Sunday, April 12, 2009

Mom Can Be Right - Sometimes

I've had a number of friends whose parents use some guilt trip or another to get their kids to do things they don't want to do. My parents don't seem to hold grudges about choices their children have made. I really admire this about my parents. This doesn't mean we never disagree, it just means we respect each others' thoughts, choices, and decisions. I can even respect my mom's decision to wait 6 weeks to decide to buy a plane ticket to Ghana, even though I completely disagree with her thinking.

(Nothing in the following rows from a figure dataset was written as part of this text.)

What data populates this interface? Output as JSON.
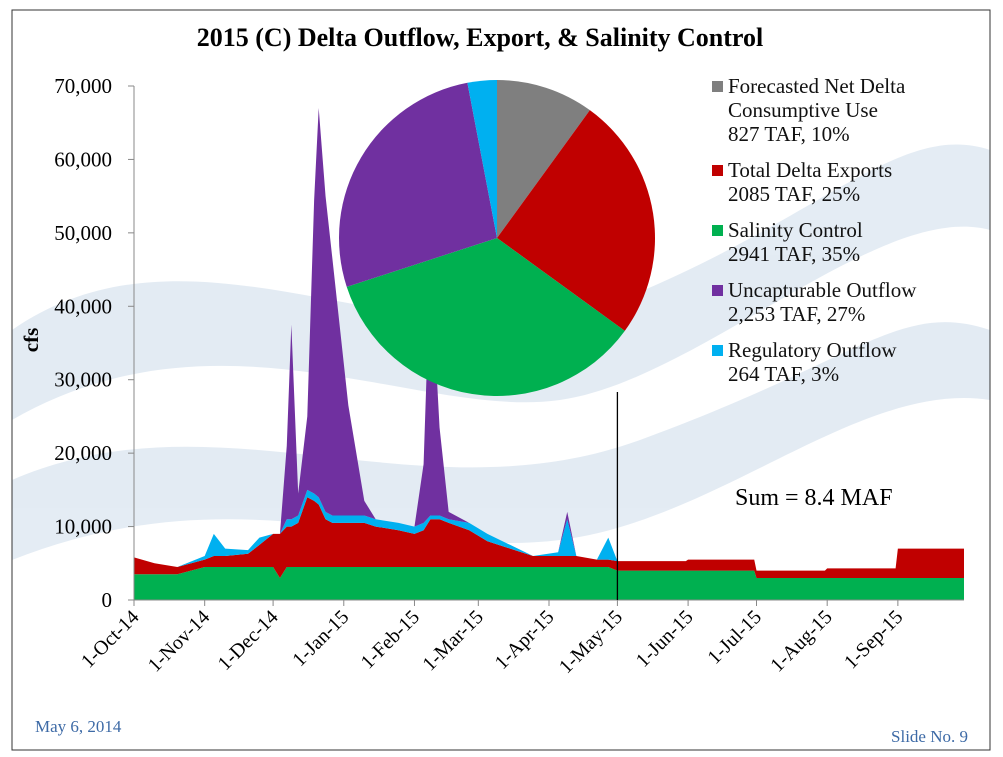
{
  "chart_data": [
    {
      "type": "stacked_area",
      "title": "2015 (C) Delta Outflow, Export, & Salinity Control",
      "y_label": "cfs",
      "annotation": "Sum = 8.4 MAF",
      "vertical_line_x": "2015-05-01",
      "x": [
        "2014-10-01",
        "2014-10-10",
        "2014-10-20",
        "2014-11-01",
        "2014-11-05",
        "2014-11-10",
        "2014-11-20",
        "2014-11-25",
        "2014-12-01",
        "2014-12-04",
        "2014-12-07",
        "2014-12-09",
        "2014-12-12",
        "2014-12-16",
        "2014-12-19",
        "2014-12-21",
        "2014-12-24",
        "2014-12-27",
        "2015-01-03",
        "2015-01-10",
        "2015-01-15",
        "2015-01-25",
        "2015-02-01",
        "2015-02-05",
        "2015-02-08",
        "2015-02-12",
        "2015-02-16",
        "2015-02-25",
        "2015-03-05",
        "2015-03-15",
        "2015-03-25",
        "2015-04-05",
        "2015-04-09",
        "2015-04-13",
        "2015-04-22",
        "2015-04-27",
        "2015-05-01",
        "2015-05-31",
        "2015-06-01",
        "2015-06-30",
        "2015-07-01",
        "2015-07-31",
        "2015-08-01",
        "2015-08-31",
        "2015-09-01",
        "2015-09-30"
      ],
      "series": [
        {
          "name": "Salinity Control",
          "color": "#00b050",
          "values": [
            3500,
            3500,
            3500,
            4500,
            4500,
            4500,
            4500,
            4500,
            4500,
            3000,
            4500,
            4500,
            4500,
            4500,
            4500,
            4500,
            4500,
            4500,
            4500,
            4500,
            4500,
            4500,
            4500,
            4500,
            4500,
            4500,
            4500,
            4500,
            4500,
            4500,
            4500,
            4500,
            4500,
            4500,
            4500,
            4500,
            4000,
            4000,
            4000,
            4000,
            3000,
            3000,
            3000,
            3000,
            3000,
            3000
          ]
        },
        {
          "name": "Total Delta Exports",
          "color": "#c00000",
          "values": [
            2300,
            1500,
            1000,
            1000,
            1500,
            1500,
            1800,
            3000,
            4500,
            6000,
            5500,
            5500,
            6000,
            9500,
            9000,
            8500,
            6500,
            6000,
            6000,
            6000,
            5500,
            5000,
            4500,
            5000,
            6500,
            6500,
            6000,
            5000,
            3500,
            2500,
            1500,
            1500,
            1500,
            1500,
            1000,
            1000,
            1300,
            1300,
            1500,
            1500,
            1000,
            1000,
            1300,
            1300,
            4000,
            4000
          ]
        },
        {
          "name": "Regulatory Outflow",
          "color": "#00b0f0",
          "values": [
            0,
            0,
            0,
            500,
            3000,
            1000,
            500,
            1000,
            0,
            0,
            1000,
            1000,
            1000,
            1000,
            1000,
            1000,
            1000,
            1000,
            1000,
            1000,
            1000,
            1000,
            1000,
            1000,
            500,
            500,
            500,
            1000,
            1000,
            500,
            0,
            500,
            5000,
            0,
            0,
            3000,
            0,
            0,
            0,
            0,
            0,
            0,
            0,
            0,
            0,
            0
          ]
        },
        {
          "name": "Uncapturable Outflow",
          "color": "#7030a0",
          "values": [
            0,
            0,
            0,
            0,
            0,
            0,
            0,
            0,
            0,
            0,
            10000,
            26500,
            3000,
            10000,
            40000,
            53000,
            43000,
            35000,
            15000,
            2000,
            0,
            0,
            0,
            8000,
            35000,
            12000,
            1000,
            0,
            0,
            0,
            0,
            0,
            1000,
            0,
            0,
            0,
            0,
            0,
            0,
            0,
            0,
            0,
            0,
            0,
            0,
            0
          ]
        }
      ],
      "xlim": [
        "2014-10-01",
        "2015-09-30"
      ],
      "xticks": [
        {
          "value": "2014-10-01",
          "label": "1-Oct-14"
        },
        {
          "value": "2014-11-01",
          "label": "1-Nov-14"
        },
        {
          "value": "2014-12-01",
          "label": "1-Dec-14"
        },
        {
          "value": "2015-01-01",
          "label": "1-Jan-15"
        },
        {
          "value": "2015-02-01",
          "label": "1-Feb-15"
        },
        {
          "value": "2015-03-01",
          "label": "1-Mar-15"
        },
        {
          "value": "2015-04-01",
          "label": "1-Apr-15"
        },
        {
          "value": "2015-05-01",
          "label": "1-May-15"
        },
        {
          "value": "2015-06-01",
          "label": "1-Jun-15"
        },
        {
          "value": "2015-07-01",
          "label": "1-Jul-15"
        },
        {
          "value": "2015-08-01",
          "label": "1-Aug-15"
        },
        {
          "value": "2015-09-01",
          "label": "1-Sep-15"
        }
      ],
      "ylim": [
        0,
        70000
      ],
      "yticks": [
        0,
        {
          "value": 10000,
          "label": "10,000"
        },
        {
          "value": 20000,
          "label": "20,000"
        },
        {
          "value": 30000,
          "label": "30,000"
        },
        {
          "value": 40000,
          "label": "40,000"
        },
        {
          "value": 50000,
          "label": "50,000"
        },
        {
          "value": 60000,
          "label": "60,000"
        },
        {
          "value": 70000,
          "label": "70,000"
        }
      ]
    },
    {
      "type": "pie",
      "categories": [
        "Forecasted Net Delta Consumptive Use",
        "Total Delta Exports",
        "Salinity Control",
        "Uncapturable Outflow",
        "Regulatory Outflow"
      ],
      "values": [
        10,
        25,
        35,
        27,
        3
      ],
      "value_labels": [
        "827 TAF, 10%",
        "2085 TAF, 25%",
        "2941 TAF, 35%",
        "2,253 TAF, 27%",
        "264 TAF, 3%"
      ],
      "colors": [
        "#7f7f7f",
        "#c00000",
        "#00b050",
        "#7030a0",
        "#00b0f0"
      ]
    }
  ],
  "footer": {
    "date": "May 6, 2014",
    "slide": "Slide No. 9"
  }
}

This may seem unrelated, but I like to think I get my "kitchen style" from my parents. I learned to bake and cook from my mother, and learned about fusion from my dad (the man loves peanut butter and broccoli sandwiches - I know, I don't get it). I love to mix my food types, using a fried plantain as a wiener (not recommended), pasta with tamales, frying udon noodles and eating them with creamed corn, and putting cereal in my oatmeal. Even though I'm not a foodie, anytime my parents bring up something kitchen-related, I listen.

Back in November, I went to Baltimore for a couple of weeks. While I was there, we were talking about palm oil for some reason. If you've never had palm oil, you should know that it stains EVERYTHING; hands, dishes, and in the modern freeze-it-and-eat-the-rest-later world we live in, tupperware. My dad told me how my mom had heard that putting palm oil-stained tupperware in the sun would get rid of it. He hadn't believed it, but then tried it, and was shocked; I still didn't really believe it. I'm one of these seeing is believing people, so I was not satisfied with my parents saying it worked, although I said nothing at the time.

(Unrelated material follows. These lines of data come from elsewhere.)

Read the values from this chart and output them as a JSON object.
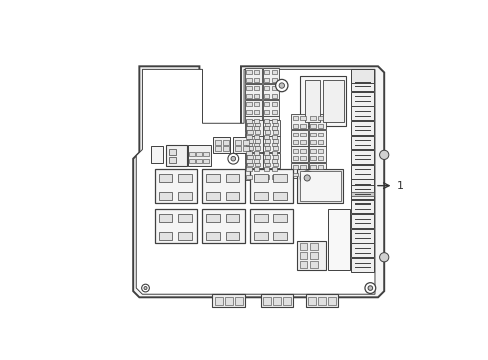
{
  "bg_color": "#ffffff",
  "lc": "#404040",
  "lc2": "#666666",
  "fc_body": "#f8f8f8",
  "fc_white": "#ffffff",
  "fc_gray": "#d8d8d8",
  "fc_lgray": "#eeeeee",
  "figsize": [
    4.89,
    3.6
  ],
  "dpi": 100
}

Fast forward to last week. I took pasta (with some fake chicken from the Chinese grocery store thrown in for some fusion) to work, in tupperware. I used the same tupperware for 3 days during the week, watching the tomato sauce stain get worse and worse each time I used it.

On Thursday night Lauren mentioned that I had stained the tupperware. I decided to experiment. Tomato sauce is not palm oil, but if it works on nasty palm oil, it must work on tomato sauce, right? I washed the tupperware on Thursday night, and took a picture of it at 8:45 am on Friday morning. Here it is...

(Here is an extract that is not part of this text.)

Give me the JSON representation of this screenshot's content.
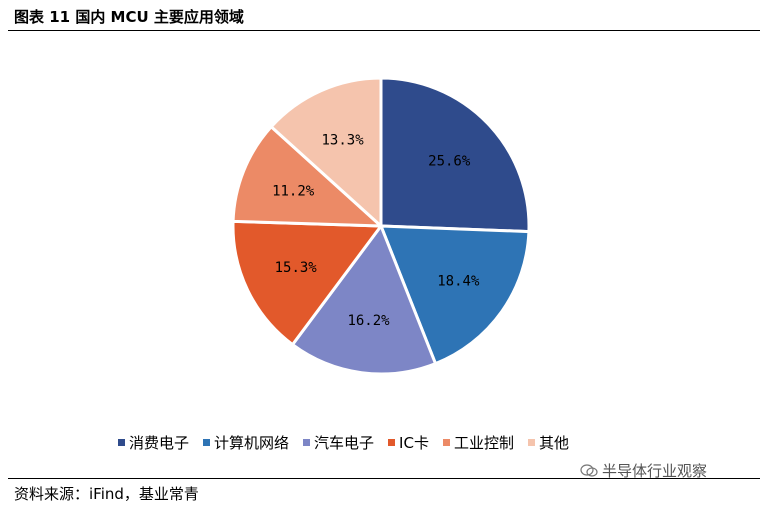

Friday was overcast. The sun barely came out. I still put it out, moving it from room to room, to get the most outside light as possible. I didn't wash the tupperware on Friday evening. On Saturday, at 8:45 am, I took this picture....


It was sunnier on Saturday, so I repeated the process, moving the tupperware from room to room, and took at picture this morning (Sunday) at 8:45 am.....


I can't explain how it works, but it's amazing!!!

My parents were right - this time. Now if I can just convince my mom to buy that plane ticket, I'll be happy.

2 Comments:

Blogger Lawrence Shirley said...

I don't understand the physics or chemistry of this, but guess that is has to do with solar ultra-violet (or maybe infrared?) rays reacting with (i.e., burning off) the stain. However, it certainly does a great job!

April 13, 2009 6:14 AM  
Blogger Lawrence Shirley said...

Hey--don't knock broccoli and peanut butter sandwiches (on whole wheat bread) until you try them. The salty-sweetness of peanut butter balances the green bitterness of broccoli--it's great!